Faunal Associations: This moss has been used as nesting material by the Carolina Chickadee (Andreas, 2010). This bird often selects mosses that grow on trees for this purpose as it rarely lands on the ground.

Photographic Location: Chief Shemauger Park and Busey Woods in Urbana, Illinois. Close-up photos were taken indoors with a microscope.

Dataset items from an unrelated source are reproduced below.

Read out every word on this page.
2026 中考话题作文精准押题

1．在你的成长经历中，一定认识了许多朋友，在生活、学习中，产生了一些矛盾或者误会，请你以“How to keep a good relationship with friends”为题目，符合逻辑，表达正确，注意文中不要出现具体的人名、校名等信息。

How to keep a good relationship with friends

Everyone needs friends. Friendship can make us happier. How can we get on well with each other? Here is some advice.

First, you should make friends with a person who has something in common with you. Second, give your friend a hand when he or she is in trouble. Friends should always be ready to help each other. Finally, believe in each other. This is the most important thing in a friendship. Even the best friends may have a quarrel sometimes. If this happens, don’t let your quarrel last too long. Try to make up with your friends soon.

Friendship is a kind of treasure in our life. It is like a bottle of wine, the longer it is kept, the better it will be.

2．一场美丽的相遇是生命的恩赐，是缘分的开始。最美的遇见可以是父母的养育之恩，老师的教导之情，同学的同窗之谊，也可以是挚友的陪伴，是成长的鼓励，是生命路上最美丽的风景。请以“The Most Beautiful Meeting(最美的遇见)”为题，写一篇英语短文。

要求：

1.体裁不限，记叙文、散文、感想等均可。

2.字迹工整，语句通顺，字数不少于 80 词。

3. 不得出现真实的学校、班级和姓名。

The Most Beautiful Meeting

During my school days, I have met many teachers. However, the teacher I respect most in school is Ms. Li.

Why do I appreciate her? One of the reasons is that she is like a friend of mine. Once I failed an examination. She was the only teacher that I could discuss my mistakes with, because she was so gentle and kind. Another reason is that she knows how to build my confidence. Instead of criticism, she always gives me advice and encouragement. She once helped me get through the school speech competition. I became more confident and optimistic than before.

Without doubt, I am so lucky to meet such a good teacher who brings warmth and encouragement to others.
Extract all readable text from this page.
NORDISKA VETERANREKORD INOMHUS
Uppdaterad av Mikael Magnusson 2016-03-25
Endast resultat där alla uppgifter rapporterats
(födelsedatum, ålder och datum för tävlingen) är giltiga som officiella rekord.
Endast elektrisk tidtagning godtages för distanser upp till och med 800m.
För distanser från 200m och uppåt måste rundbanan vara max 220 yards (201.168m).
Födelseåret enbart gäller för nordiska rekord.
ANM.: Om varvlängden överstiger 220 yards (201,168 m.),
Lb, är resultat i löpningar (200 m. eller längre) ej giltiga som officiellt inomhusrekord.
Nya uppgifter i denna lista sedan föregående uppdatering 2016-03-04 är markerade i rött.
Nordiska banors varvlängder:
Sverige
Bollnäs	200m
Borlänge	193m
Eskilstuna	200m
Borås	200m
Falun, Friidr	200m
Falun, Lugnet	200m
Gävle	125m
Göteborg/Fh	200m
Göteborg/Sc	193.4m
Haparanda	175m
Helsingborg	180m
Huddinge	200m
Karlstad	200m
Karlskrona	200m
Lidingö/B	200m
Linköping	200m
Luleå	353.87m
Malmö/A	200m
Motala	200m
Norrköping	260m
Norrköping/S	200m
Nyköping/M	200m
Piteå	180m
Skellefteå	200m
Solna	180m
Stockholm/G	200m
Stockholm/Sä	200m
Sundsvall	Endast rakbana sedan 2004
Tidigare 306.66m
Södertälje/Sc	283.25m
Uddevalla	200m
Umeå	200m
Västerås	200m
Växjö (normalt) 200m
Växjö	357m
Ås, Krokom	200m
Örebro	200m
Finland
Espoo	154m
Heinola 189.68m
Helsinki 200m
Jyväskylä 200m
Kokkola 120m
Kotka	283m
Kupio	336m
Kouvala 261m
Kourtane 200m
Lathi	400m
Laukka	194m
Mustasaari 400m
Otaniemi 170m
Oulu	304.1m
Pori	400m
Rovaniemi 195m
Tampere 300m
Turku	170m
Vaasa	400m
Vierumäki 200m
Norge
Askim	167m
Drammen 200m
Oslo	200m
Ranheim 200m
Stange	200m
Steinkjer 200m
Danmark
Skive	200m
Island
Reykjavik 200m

Comments: This is one of the most common mosses to be found on the bark of trees in Illinois. It often occurs on trees in residential areas. Graceful Chain Moss (Leskea gracilescens) has a stringy unattractive appearance when it is dry, but this moss becomes more luxuriant in appearance after significant rainfall. Other Chain Mosses (Leskea spp.) are less common in Illinois. One of them, Obtuse Chain Moss (Leskea obscura), is very similar in appearance, except its leaves have blunt tips and its spore capsules are slightly shorter and their conical lids are more short and blunt. Another species, Curved Chain Moss (Leskea polycarpa), has light green foliage, instead of dark green foliage, and its leaf tips are conspicuously curved in one direction. Another species, Southern Chain Moss (Leskea australis) which is restricted to the southern tip of Illinois, has even smaller leaves and shorter capsules. All of these species prefer to grow on trunk bark of hardwood trees. Other common names of Leskea gracilescens are Leskea Moss and Necklace Chain Moss.